Sir George Cornewall Lewis, an English statesman, born in Radnorshire, Wales, Oct. 21,1806, died April 13, 1863. His father, Sir THomas Frankland Lewis (1780-1855), officiated successively as joint secretary of the treasury, vice president of the board of trade, treasurer of the navy, and in other public capacities, and was created a baronet in 1846. Sir George was educated at Eton, and at Christchurch, Oxford, where he distinguished himself by classical attainments, and in 1831 was called to the bar, but never practised. After holding various appointments under the crown, he succeeded his father in 1839 as a poor-law commissioner, an office which he filled till 1847, when he entered parliament as member for Herefordshire, and became secretary to the Indian board of control. In 1848 he became under-secretary of the home department, in 1850 financial secretary of the treasury, and in 1852 retired from office on the dissolution of the Russell cabinet. In 1854 he succeeded Prof. Empson as editor of the "Edinburgh Review," but resigned that post in 1855, when he was returned to parliament from Radnor; and on the resignation of Mr. Gladstone he was appointed, in March, 1855, chancellor of the exchequer in the Palmerston ministry.

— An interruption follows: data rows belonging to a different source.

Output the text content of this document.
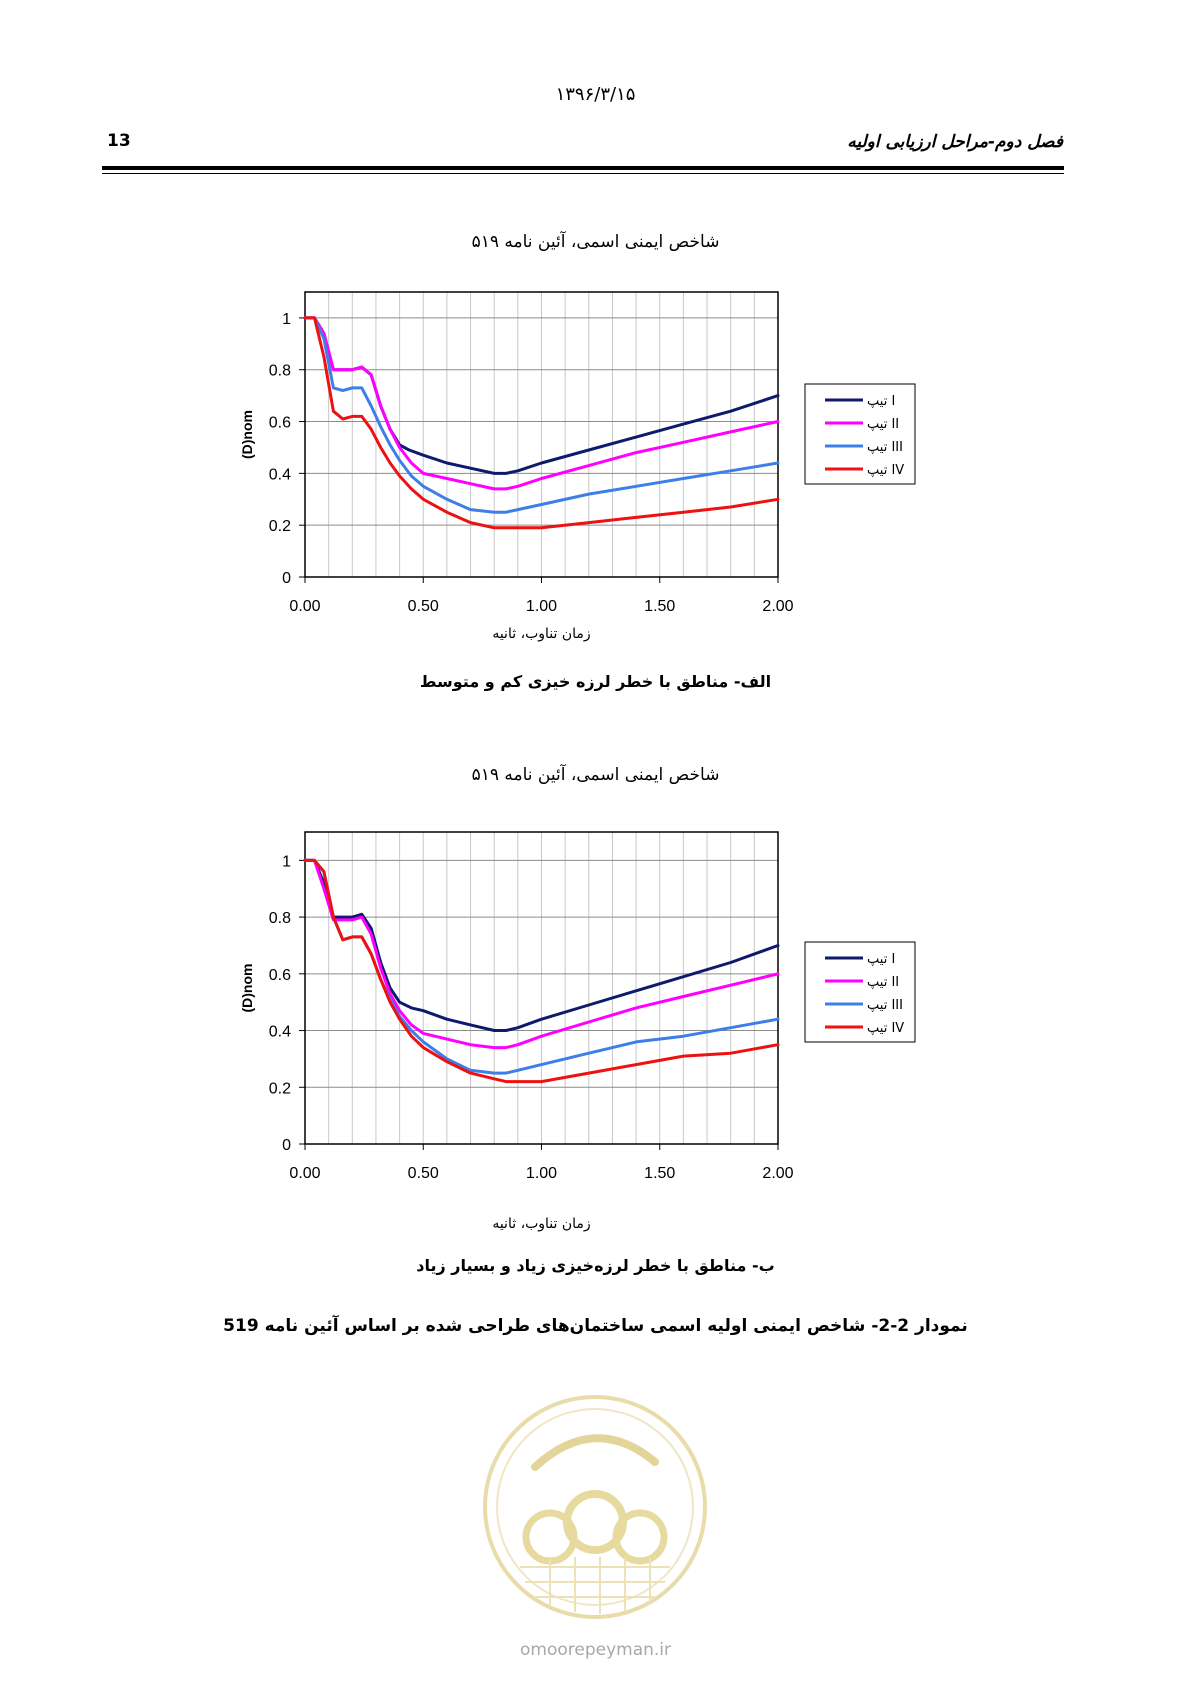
۱۳۹۶/۳/۱۵
13	فصل دوم-مراحل ارزيابی اوليه
شاخص ايمنی اسمی، آئين نامه ۵۱۹
0
0.2
0.4
0.6
0.8
1
0.00	0.50	1.00	1.50	2.00
زمان تناوب، ثانيه
(D)nom
تيپ I
تيپ II
تيپ III
تيپ IV
الف- مناطق با خطر لرزه خيزی كم و متوسط
شاخص ايمنی اسمی، آئين نامه ۵۱۹
0
0.2
0.4
0.6
0.8
1
0.00	0.50	1.00	1.50	2.00
زمان تناوب، ثانيه
(D)nom
تيپ I
تيپ II
تيپ III
تيپ IV
ب- مناطق با خطر لرزه‌خيزی زياد و بسيار زياد
نمودار 2-2- شاخص ايمنی اوليه اسمی ساختمان‌های طراحی شده بر اساس آئين نامه 519
omoorepeyman.ir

He held office till February, 1858, when on the formation of the Derby ministry he retired. In June, 1859, he returned to office as home secretary in the cabinet of Lord Palmerston, and in July, 1861, was transferred to the war department, succeeding Lord Herbert. In the intervals of his political and official duties he wrote a number of elaborate historical and philosophical treatises, including " The Use and Abuse of Political Terms" (1835); "Origin and Formation of the Romance Languages " (1835; 2d ed., 1862); "Remarks on Local Disturbances in Ireland" (1836); "Essay on the Government of Dependencies" (1841); "Influence of Authority in Matters of Opinion" (1849); "Methods of Observation and Reasoning in Politics" (2 vols., 1852); "An Inquiry into the Credibility of the Early Roman History " (2 vols., 1855); "Foreign Jurisdiction and the Extradition of Criminals" (1859); "Historical Survey of the Astronomy of the Ancients" (1862); "Dialogue on the Best Form of Government" (1863); and "Essays on the Administrations of 1783 to 1830" (1864, edited by Sir E. Head). A volume of his "Letters to Various Friends " was published in 1870. ne also published translations of Bockh's "Public Economy of Athens" (2 vols., 1828), and Muller's "Account of the Doric Race" (2 vols., 1830). - He married in 1844 Lady Maria Theresa (Villiers), widow of Thomas Henry Lister, Esq., and sister to the earl of Clarendon. She wrote " The Lives of the Friends and Contemporaries of Lord Chancellor Clarendon" (3 vols., 1852), and other biographical works, and died in 1865.